Alih-alih mengikuti arus menuju jurang kriminal, Thiago tetap pada pendiriannya. Ia terus fokus pada sepak bola dan selalu ingat dengan impiannya.
Thiago selalu menemukan cara untuk bisa berlatih sepak bola. Sering tak memiliki uang, dirinya sengaja pergi ke tempat latihan dengan menaiki bus. Agar tidak dikenakan biaya, ia sering naik bus dengan mengenakan seragam sekolah. Karena pada saat itu di Brasil, anak sekolah bisa menikmati pelayanan transportasi gratis.
Meski sempat gagal berkarir di tim lokal, Thigo Silva terus bekerja keras. Keyakinannya terus ia tingkatkan. Yang hanya dipikirkan waktu itu adalah disiplin dan kerja keras.
Hingga pada akhirnya tepat pada tahun 2004, Thiago bergabung dengan tim B FC Porto. Ia diboyong dengan harga sekitar 2,5 juta euro. Setahun di Portugal, Thiago memutuskan untuk hijrah ke Russia.
Disinilah, perjalanan hidup yang amat mengerikan bagi Thiago dimulai.
Diduga menderita TBC, Thiago Silva hampir tewas di Russia.
Dilansir dari FourFourTwo, saat Thiago muda dan bermain untuk klub Dinamo Moscow, ia hampir saja kehilangan nyawanya karena terkena tuberkulosis (TBC). Bukannya bermain sepakbola, ia justru menghabiskan enam bulan waktunya di rumah sakit di kota Moscow.
Pemain yang kini berusia 34 tahun itu menyebutkan bahwa sebelum terkena penyakit pernapasan ini, ia bermain baik untuk Dinamo. Sayangnya, tubuhnya seperti sangat mudah kelelahan.
Setelah itu, kondisi kesehatannya menurun dan terus mengalami demam tinggi, keringat dingin, dan batuk-batuk.
Parahnya lagi, rupanya Thiago Silva sudah menderita penyakit Tuberkulosis selama sekitar sembilan bulan.
“Jika penyakit tidak segera diketemukan beberapa minggu kemudian, Ia akan meninggal dunia.” ujar sang Dokter.
Dokter pun menyarankan agar Thiago memotong sebagian paru-parunya disebelah kanan agar ia bisa bertahan hidup lebih lama.
Tetapi, Thiago menolaknya dan lebih memilih untuk mendapatkan perawatan di rumah sakit lebih lama dari seharusnya.

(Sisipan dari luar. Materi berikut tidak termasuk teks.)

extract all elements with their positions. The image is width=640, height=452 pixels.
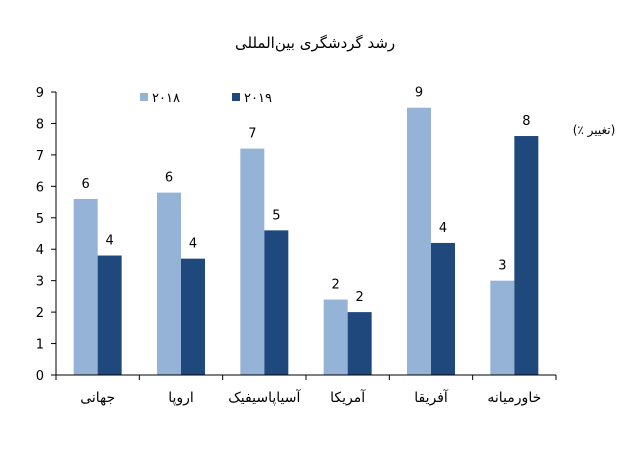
y-tick-label: 1: [36, 338, 44, 353]
data-label-series2-4: 2: [356, 290, 364, 305]
category-label-1: جهانی: [80, 390, 115, 406]
y-tick-label: 2: [36, 306, 44, 321]
bars: [73, 107, 539, 375]
y-axis: 0 1 2 3 4 5 6 7 8 9: [36, 86, 57, 384]
value-labels: 6 4 6 4 7 5 2 2 9 4 3 8: [82, 86, 531, 305]
data-label-series1-1: 6: [82, 177, 90, 192]
bar-series2-6: [514, 136, 539, 375]
category-label-3: آسیاپاسیفیک: [228, 389, 301, 406]
data-label-series2-2: 4: [189, 237, 197, 252]
legend-label-2: ۲۰۱۹: [244, 91, 272, 106]
y-tick-label: 0: [36, 369, 44, 384]
legend: ۲۰۱۸ ۲۰۱۹: [140, 91, 272, 106]
bar-series2-3: [264, 230, 289, 375]
y-tick-label: 7: [36, 149, 44, 164]
bar-series1-2: [157, 192, 181, 375]
data-label-series1-3: 7: [248, 127, 256, 142]
bar-series2-2: [181, 258, 205, 375]
data-label-series1-2: 6: [165, 171, 173, 186]
chart-title: رشد گردشگری بین‌المللی: [235, 34, 395, 52]
bar-series1-6: [490, 280, 515, 375]
y-tick-label: 3: [36, 275, 44, 290]
y-tick-label: 4: [36, 243, 44, 258]
legend-swatch-2: [232, 93, 240, 101]
legend-label-1: ۲۰۱۸: [152, 91, 180, 106]
y-tick-label: 8: [36, 117, 44, 132]
y-axis-label: (تغییر ٪): [573, 123, 616, 138]
legend-swatch-1: [140, 93, 148, 101]
y-tick-label: 9: [36, 86, 44, 101]
bar-series2-4: [347, 312, 372, 375]
data-label-series2-3: 5: [272, 208, 280, 223]
data-label-series2-6: 8: [522, 114, 530, 129]
bar-series2-5: [431, 242, 455, 375]
category-label-4: آمریکا: [330, 389, 366, 406]
category-label-2: اروپا: [168, 390, 194, 406]
data-label-series1-4: 2: [332, 278, 340, 293]
bar-series2-1: [97, 255, 122, 375]
bar-series1-1: [73, 198, 98, 375]
data-label-series1-6: 3: [498, 259, 506, 274]
category-label-5: آفریقا: [414, 389, 449, 406]
y-tick-label: 5: [36, 212, 44, 227]
data-label-series2-1: 4: [106, 234, 114, 249]
data-label-series1-5: 9: [415, 86, 423, 101]
category-label-6: خاورمیانه: [487, 390, 541, 406]
bar-series1-4: [323, 299, 348, 375]
y-tick-label: 6: [36, 180, 44, 195]
x-axis: جهانی اروپا آسیاپاسیفیک آمریکا آفریقا خاورمیا…: [55, 374, 557, 406]
bar-series1-5: [407, 107, 431, 375]
data-label-series2-5: 4: [439, 221, 447, 236]
bar-series1-3: [240, 148, 265, 375]
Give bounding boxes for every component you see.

Usai kondisinya berangsur membaik, Thiago Silva memutuskan untuk berhenti bermain sepak bola. Dynamo Moscow sendiri membayar semua biaya perawatannya. Akan tetapi, ia tak pernah bermain satu pertandingan pun. Akhirnya, kontrak itu dibatalkan dan Thiago harus kembali ke Brasil.
Setelah mendapat dorongan dari sang ibu, Thiago kembali bermain bola. Ia kembali merumput bersama klub Brasil, Fluminense. Di Fluminense, Thiago Silva berhasil bangkit dan menjadi sosok penting di klubnya tersebut.
Dan tepat pada tahun 2009, AC Milan merekrut pemain asal Brasil itu. Dirinya menjadi skuat juara tim merah-hitam pada tahun 2011.
Melihat kesuksesannya di Milan, klub asal Prancis, PSG, tertarik untuk meminangnya. Dengan biaya transfer mencapai 42 juta Euro atau sekitar 652 miliar rupiah, Thiago Silva resmi berseragam el Parisians.
Menjalani musim luar biasa bersama PSG, Thiago Silva menjelma menjadi salah satu bek terbaik dunia. Di timnas Brasil pun, ia sering menjadi pilihan utama untuk mengisi pos pertahanan tim.